Jakes is probably the ONLY shop in this state you could take that bow to and have any one even know what it is... Jake's been around a long time and they have a decent supply of trad stuff there. If the limbs aren't warped or twisted it's probably in good shape. Put a string on it and shoot it. Stay away from fast flight as those older bows were not made to handle it. Get a Flemish String made in Dacron only. (DO NOT BUY A LOOP STRING! FLEMISH ONLY!) If Jakes doesn't have a Flemish style string, order it from http://www.3Riversarchery.com Place the nock point about 1/2 inch above center shot to start, and set the brace hight (distance from throat of grip to string) around 8 inches. You do this by twisting or un-twisting the string. Real technical stuff I know! 

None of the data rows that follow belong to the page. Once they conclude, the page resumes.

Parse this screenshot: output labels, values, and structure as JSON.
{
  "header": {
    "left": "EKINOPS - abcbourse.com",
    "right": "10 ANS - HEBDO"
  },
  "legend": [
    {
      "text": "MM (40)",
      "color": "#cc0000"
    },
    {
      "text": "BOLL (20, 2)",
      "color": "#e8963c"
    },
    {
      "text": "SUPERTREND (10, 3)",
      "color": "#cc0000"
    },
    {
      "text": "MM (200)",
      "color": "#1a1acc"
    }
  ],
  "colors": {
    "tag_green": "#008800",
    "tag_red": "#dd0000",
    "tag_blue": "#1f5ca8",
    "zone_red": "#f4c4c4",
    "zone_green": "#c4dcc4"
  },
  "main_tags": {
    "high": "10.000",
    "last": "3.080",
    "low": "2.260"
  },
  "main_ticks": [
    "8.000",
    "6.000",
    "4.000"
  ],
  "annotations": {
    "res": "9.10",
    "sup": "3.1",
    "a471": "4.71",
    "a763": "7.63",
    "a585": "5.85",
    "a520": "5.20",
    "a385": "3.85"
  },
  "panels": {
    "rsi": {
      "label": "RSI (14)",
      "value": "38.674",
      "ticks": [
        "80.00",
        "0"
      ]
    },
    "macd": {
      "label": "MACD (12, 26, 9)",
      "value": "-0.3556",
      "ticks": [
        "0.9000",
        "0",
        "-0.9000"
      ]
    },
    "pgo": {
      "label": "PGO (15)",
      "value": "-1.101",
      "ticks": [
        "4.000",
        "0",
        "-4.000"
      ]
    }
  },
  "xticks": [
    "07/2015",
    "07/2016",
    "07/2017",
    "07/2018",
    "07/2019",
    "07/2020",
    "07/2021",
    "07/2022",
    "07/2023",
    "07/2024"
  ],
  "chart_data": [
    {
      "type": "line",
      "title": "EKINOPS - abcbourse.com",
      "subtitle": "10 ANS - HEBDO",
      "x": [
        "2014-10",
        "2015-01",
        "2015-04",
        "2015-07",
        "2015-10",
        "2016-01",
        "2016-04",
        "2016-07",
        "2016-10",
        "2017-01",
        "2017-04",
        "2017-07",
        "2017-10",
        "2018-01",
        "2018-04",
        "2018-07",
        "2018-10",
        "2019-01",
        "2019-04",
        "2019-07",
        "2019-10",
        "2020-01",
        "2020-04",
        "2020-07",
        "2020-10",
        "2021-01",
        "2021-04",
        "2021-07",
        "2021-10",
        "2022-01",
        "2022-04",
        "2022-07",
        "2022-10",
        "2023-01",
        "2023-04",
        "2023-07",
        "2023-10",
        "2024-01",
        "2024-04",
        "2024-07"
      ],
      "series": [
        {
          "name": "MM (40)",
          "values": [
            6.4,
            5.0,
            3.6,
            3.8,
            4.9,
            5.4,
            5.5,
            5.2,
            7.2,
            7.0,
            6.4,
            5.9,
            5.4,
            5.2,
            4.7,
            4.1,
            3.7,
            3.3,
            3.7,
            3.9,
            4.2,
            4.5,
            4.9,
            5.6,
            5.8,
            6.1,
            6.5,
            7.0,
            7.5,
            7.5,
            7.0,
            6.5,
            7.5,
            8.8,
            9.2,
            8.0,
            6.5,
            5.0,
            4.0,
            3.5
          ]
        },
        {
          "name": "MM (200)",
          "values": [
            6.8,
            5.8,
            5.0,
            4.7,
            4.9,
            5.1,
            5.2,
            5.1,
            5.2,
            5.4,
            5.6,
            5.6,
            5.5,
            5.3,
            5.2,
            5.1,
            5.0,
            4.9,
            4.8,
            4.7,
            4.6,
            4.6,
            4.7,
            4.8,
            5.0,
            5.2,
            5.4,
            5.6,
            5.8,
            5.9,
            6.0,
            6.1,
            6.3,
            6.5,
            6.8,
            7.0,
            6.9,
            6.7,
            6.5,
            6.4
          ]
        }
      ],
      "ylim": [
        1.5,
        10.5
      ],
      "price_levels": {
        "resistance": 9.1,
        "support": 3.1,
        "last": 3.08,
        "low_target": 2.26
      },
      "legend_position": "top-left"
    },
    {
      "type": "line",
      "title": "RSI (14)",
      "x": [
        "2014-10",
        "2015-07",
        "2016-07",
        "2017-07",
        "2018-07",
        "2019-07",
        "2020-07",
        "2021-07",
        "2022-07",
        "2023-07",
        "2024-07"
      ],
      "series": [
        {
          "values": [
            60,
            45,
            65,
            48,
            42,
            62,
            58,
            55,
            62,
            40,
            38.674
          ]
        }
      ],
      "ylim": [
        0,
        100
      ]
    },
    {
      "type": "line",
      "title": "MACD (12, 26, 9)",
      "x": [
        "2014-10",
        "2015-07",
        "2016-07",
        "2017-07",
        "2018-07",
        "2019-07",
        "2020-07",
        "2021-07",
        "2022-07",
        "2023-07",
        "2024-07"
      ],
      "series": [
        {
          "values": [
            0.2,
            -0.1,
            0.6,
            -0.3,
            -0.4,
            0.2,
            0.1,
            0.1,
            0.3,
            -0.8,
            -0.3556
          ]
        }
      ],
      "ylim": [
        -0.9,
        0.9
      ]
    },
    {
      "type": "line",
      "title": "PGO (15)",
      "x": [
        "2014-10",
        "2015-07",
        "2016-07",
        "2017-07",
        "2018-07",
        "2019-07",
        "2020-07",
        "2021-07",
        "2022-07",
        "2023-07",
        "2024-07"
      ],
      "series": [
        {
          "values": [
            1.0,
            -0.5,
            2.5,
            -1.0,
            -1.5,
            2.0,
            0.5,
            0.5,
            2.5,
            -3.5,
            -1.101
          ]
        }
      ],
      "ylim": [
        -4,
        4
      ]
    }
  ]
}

Careful, you'll get addicted... :twisted:


----------



## Dwight Schrutester (Dec 3, 2007)

Thanks Tex. I am excited to shoot it. Hopefully a 45# pull isn't too light.


----------



## rdoggsilva (Apr 6, 2011)

Salt Lake Archery in Sugarhouse carries recurves and longbows along with Trad supplies. They would be a good place to take it. I still have the first bow I bought back in 1967, a Person Hunter. I still shot and hunt with it. Now I use the endless string on it and also on my other recurves, nothing wrong with them. You will enjoy shooting it and they do become addictive. Once you set the brace height and nock point for the arrows you choose that is all the tuning on the bow you have to do. Arrows are another story. As for myself I have never shoot a compound in over 45 years of shooting a bow, that is how much I enjoy recurves. No 45# is not to light with the right setup it will pass through a deer and with the right broadhead and at close range (25 yds or less ) will take a elk. I know all my hunting bows are 45#.


----------



## longbow (Mar 31, 2009)

I'll tell you what, PM me with the string/bow length and I'll whip you up a couple flemish twist bowstrings free of charge. What colors do you want? Black, brown, white, blue, yellow, red or a combo of each? I'll serve them and buffer the loops if you want.


----------



## TEX-O-BOB (Sep 12, 2007)

Dwight Schrutester said:


> Thanks Tex. I am excited to shoot it. Hopefully a 45# pull isn't too light.


Na. I've whacked several deer with my 45# bow now and shot through half of em.


----------